Used if the cloud provider allows provisioning virtual machines (VMs). When dstack provisions a VM, it launches the dstack-shim agent inside the VM. The agent controls the VM and starts Docker containers for users' jobs.

Since dstack controls the entire VM, VM-based backends can support more features, such as blocks, instance volumes, privileged containers, and reusable instances.

Note, all VM-based backend Computes should sublass the ComputeWithPrivilegedSupport mixin, as the dstack-shim agent provides this functionality OOTB.

To support a VM-based backend, dstack expects the following:

  • An API for creating and terminating VMs
  • An external IP and a public port for SSH
  • Cloud-init (preferred)
  • VM images with Ubuntu, OpenSSH, GPU drivers, and Docker with NVIDIA runtime

For some VM-based backends, the dstack team also maintains custom VM images with the required dependencies and dstack-specific optimizations.

Examples of VM-based backends include: aws, azure, gcp, lambda, verda, etc.

3.1.2. Container-based backend compute type

Used if the cloud provider only allows provisioning containers. When dstack provisions a container, it launches the dstack-runner agent inside the container. The agent accepts and runs users' jobs.

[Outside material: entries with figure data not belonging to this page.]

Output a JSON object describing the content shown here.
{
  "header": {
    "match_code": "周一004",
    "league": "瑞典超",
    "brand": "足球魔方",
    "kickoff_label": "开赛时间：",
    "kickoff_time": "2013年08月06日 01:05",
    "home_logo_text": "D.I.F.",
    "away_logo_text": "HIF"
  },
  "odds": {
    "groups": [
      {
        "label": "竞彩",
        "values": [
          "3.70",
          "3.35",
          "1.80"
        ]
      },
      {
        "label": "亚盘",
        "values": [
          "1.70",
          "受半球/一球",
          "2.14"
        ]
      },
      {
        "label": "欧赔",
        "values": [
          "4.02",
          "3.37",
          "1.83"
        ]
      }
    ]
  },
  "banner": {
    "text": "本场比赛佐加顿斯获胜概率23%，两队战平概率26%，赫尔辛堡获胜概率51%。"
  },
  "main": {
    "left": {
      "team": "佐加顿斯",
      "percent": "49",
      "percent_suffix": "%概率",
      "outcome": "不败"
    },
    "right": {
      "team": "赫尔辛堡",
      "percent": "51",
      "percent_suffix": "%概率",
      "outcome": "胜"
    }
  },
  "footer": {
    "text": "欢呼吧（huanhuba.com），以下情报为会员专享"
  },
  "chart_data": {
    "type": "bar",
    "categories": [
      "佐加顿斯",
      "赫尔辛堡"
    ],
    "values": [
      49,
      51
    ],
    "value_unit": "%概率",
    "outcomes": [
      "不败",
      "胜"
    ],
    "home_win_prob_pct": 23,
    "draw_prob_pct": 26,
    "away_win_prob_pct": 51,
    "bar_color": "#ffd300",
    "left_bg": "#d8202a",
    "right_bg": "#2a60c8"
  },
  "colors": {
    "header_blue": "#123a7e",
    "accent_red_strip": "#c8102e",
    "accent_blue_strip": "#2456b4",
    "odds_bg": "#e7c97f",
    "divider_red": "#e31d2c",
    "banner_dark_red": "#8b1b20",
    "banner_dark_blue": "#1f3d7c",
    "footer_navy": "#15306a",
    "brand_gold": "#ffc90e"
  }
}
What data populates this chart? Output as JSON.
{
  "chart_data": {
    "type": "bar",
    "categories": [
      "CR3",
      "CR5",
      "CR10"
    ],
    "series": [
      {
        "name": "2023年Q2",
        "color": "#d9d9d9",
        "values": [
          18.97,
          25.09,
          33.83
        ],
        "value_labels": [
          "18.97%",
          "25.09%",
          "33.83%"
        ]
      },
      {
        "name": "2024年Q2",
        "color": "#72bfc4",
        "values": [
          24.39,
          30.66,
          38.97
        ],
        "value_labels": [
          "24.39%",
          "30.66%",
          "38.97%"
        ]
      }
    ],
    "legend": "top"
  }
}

Since dstack doesn't control the underlying machine, container-based backends don't support some dstack features, such as blocks, instance volumes, privileged containers, and reusable instances.

To support a container-based backend, dstack expects the following:

  • An API for creating and terminating containers
  • Containers properly configured to access GPUs
  • An external IP and a public port for SSH
  • A way to specify the Docker image
  • A way to specify credentials for pulling images from private Docker registries
  • A way to override the container entrypoint (at least ~2KB)
  • A way to override the container user to root (as in docker run --user root ...)

Examples of container-based backends include: kubernetes, vastai, runpod.